In order to appear on the old loyal list, an inventory must:

Post good profits (15% return for equity).

Have debts under control (debts less than shareholders equity).

Be cheap (no more than 15 times -income and twice book value).

Show decent profit growth (average at least 10% per year in the past five years).

Here are four stocks that I will be optimistic over the next 12 months.

Halliburton

Halliburton Co. (NYSE: HAL) with headquarters in Houston, Texas, is one of the three large Ölfield service companies. The other two are Schlumberger Ltd. (NYSE: SLB) and Baker Hughes Co. (Nasdaq: BKR).

I look at a 15% return of equity capital and 20%. Halliburton has achieved 20.6%in the last four quarters. Its stock is below $ 21 from April 25, and Wall Street analyst consensus is that it will increase to $ 30 in the next 12 months.

Out of 29 analysts that cover the stock, recommend 22. The share is sold for around 9 times the income, while it has usually achieved many times of around 17 in the past ten years.

Cincinnati Financial

Based in Cincinnati, but in Fairfield, Ohio, sells Cincinnati Financial Corp. (Nasdaq: Cinf) House, auto and life insurance. It is shops in all 50 states and has relatively low exposure in Florida, where hurricanes often cause serious losses.

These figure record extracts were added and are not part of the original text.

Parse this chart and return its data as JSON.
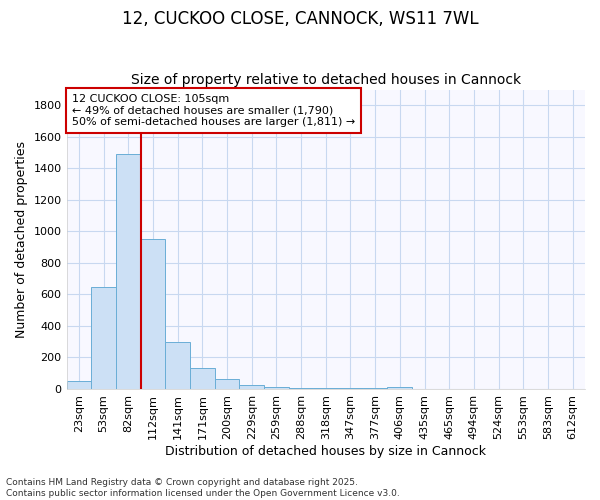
{
  "title1": "12, CUCKOO CLOSE, CANNOCK, WS11 7WL",
  "title2": "Size of property relative to detached houses in Cannock",
  "xlabel": "Distribution of detached houses by size in Cannock",
  "ylabel": "Number of detached properties",
  "categories": [
    "23sqm",
    "53sqm",
    "82sqm",
    "112sqm",
    "141sqm",
    "171sqm",
    "200sqm",
    "229sqm",
    "259sqm",
    "288sqm",
    "318sqm",
    "347sqm",
    "377sqm",
    "406sqm",
    "435sqm",
    "465sqm",
    "494sqm",
    "524sqm",
    "553sqm",
    "583sqm",
    "612sqm"
  ],
  "values": [
    50,
    650,
    1490,
    950,
    295,
    135,
    65,
    25,
    15,
    5,
    5,
    5,
    5,
    15,
    0,
    0,
    0,
    0,
    0,
    0,
    0
  ],
  "bar_color": "#cce0f5",
  "bar_edge_color": "#6aaed6",
  "annotation_line1": "12 CUCKOO CLOSE: 105sqm",
  "annotation_line2": "← 49% of detached houses are smaller (1,790)",
  "annotation_line3": "50% of semi-detached houses are larger (1,811) →",
  "annotation_box_color": "#ffffff",
  "annotation_box_edge": "#cc0000",
  "footer1": "Contains HM Land Registry data © Crown copyright and database right 2025.",
  "footer2": "Contains public sector information licensed under the Open Government Licence v3.0.",
  "bg_color": "#ffffff",
  "plot_bg_color": "#f8f8ff",
  "grid_color": "#c8d8f0",
  "ylim": [
    0,
    1900
  ],
  "title_fontsize": 12,
  "subtitle_fontsize": 10,
  "tick_fontsize": 8,
  "ylabel_fontsize": 9,
  "xlabel_fontsize": 9
}
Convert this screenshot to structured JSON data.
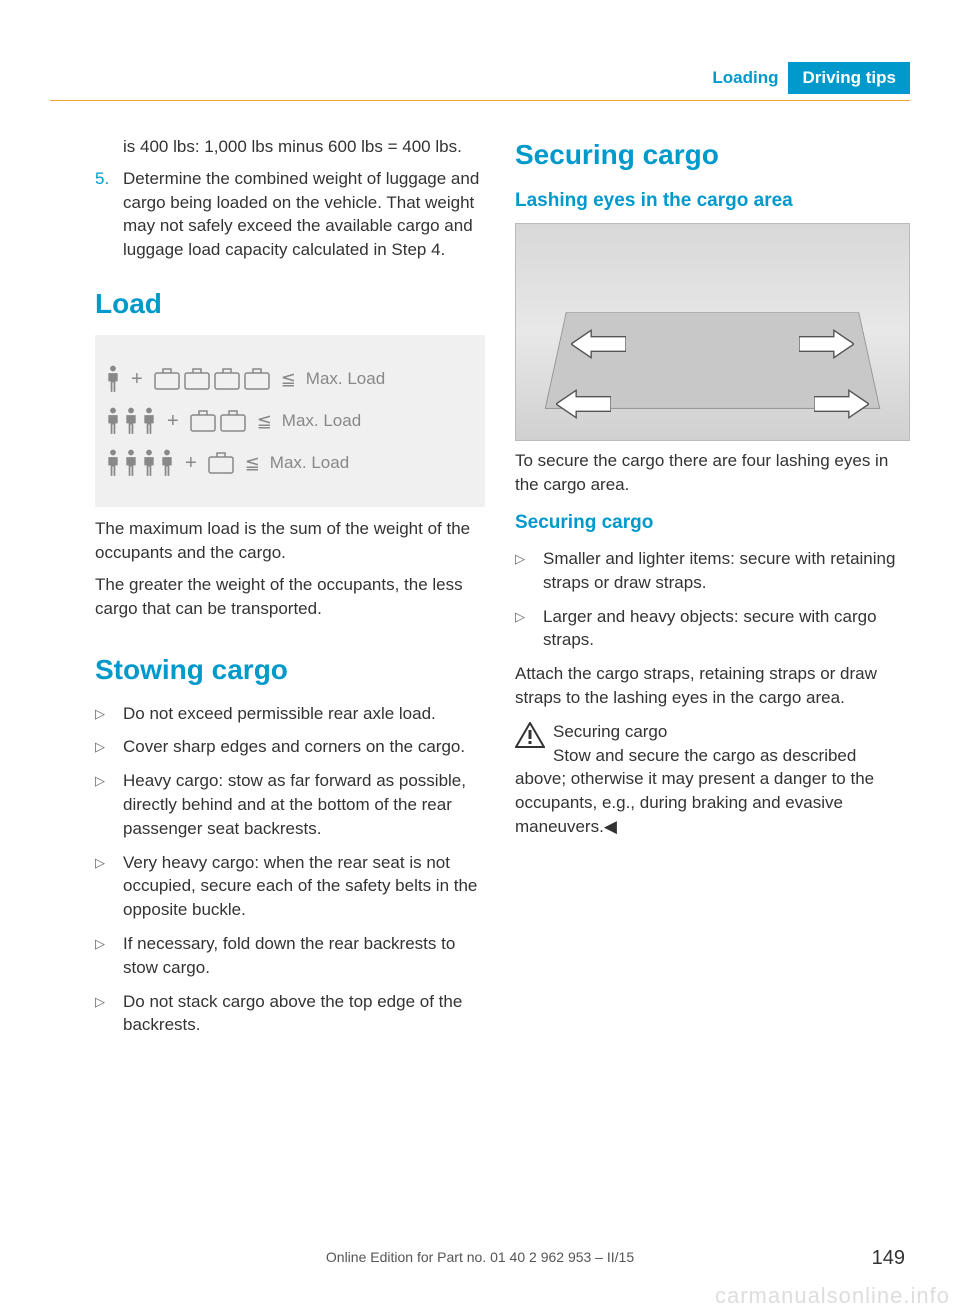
{
  "header": {
    "loading": "Loading",
    "tips": "Driving tips"
  },
  "colors": {
    "accent": "#0099cc",
    "tab_bg": "#0099cc",
    "rule": "#f0a030",
    "watermark": "#dddddd"
  },
  "left": {
    "cont_text": "is 400 lbs: 1,000 lbs minus 600 lbs = 400 lbs.",
    "step5_num": "5.",
    "step5_text": "Determine the combined weight of luggage and cargo being loaded on the vehicle. That weight may not safely exceed the available cargo and luggage load capacity calculated in Step 4.",
    "load_heading": "Load",
    "load_rows": [
      {
        "people": 1,
        "boxes": 4,
        "label": "Max. Load"
      },
      {
        "people": 3,
        "boxes": 2,
        "label": "Max. Load"
      },
      {
        "people": 4,
        "boxes": 1,
        "label": "Max. Load"
      }
    ],
    "load_p1": "The maximum load is the sum of the weight of the occupants and the cargo.",
    "load_p2": "The greater the weight of the occupants, the less cargo that can be transported.",
    "stow_heading": "Stowing cargo",
    "stow_items": [
      "Do not exceed permissible rear axle load.",
      "Cover sharp edges and corners on the cargo.",
      "Heavy cargo: stow as far forward as possible, directly behind and at the bottom of the rear passenger seat backrests.",
      "Very heavy cargo: when the rear seat is not occupied, secure each of the safety belts in the opposite buckle.",
      "If necessary, fold down the rear backrests to stow cargo.",
      "Do not stack cargo above the top edge of the backrests."
    ]
  },
  "right": {
    "securing_heading": "Securing cargo",
    "lashing_heading": "Lashing eyes in the cargo area",
    "lashing_text": "To secure the cargo there are four lashing eyes in the cargo area.",
    "securing_sub": "Securing cargo",
    "securing_items": [
      "Smaller and lighter items: secure with retaining straps or draw straps.",
      "Larger and heavy objects: secure with cargo straps."
    ],
    "securing_p": "Attach the cargo straps, retaining straps or draw straps to the lashing eyes in the cargo area.",
    "warn_title": "Securing cargo",
    "warn_body": "Stow and secure the cargo as described above; otherwise it may present a danger to the occupants, e.g., during braking and evasive maneuvers.◀"
  },
  "footer": {
    "edition": "Online Edition for Part no. 01 40 2 962 953 – II/15",
    "page": "149",
    "watermark": "carmanualsonline.info"
  }
}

The growth of profit has an average of 13%in the past five years. It was faster last year, but I didn't attach much emphasis because the insurers had recently gained great price increases from the supervisory authorities. This is not a regular event.

The company has very few debts only 6% of equity.

Oshkosh

Firefighters, garbage trucks, military cars and air work platforms are the main products at Oshkosh Corp. (NYSE: OSK) based in Oshkosh, Wisconsin. The stock has not run much anywhere in three years.

It sells for less than nine -time income compared to a typical multiple multi -multi -multi -multi -multiple multi -year. This measure and other evaluation measures are five years or ten years.

The analysts are divided, with eight recommending the share and eight demurring. Recession is a risk. In the pandemic recession of 2020, profits fell by almost 50%, but the company remained profitable. In the large recession from 2008-2009 it recorded a big loss.

I may be biased because I made a lot of money in this stock many years ago, but Oshkosh looks attractive to me. Investors may now want to take a dead person and add to it if the shares now fall under 80 US dollars at about 89 US dollars.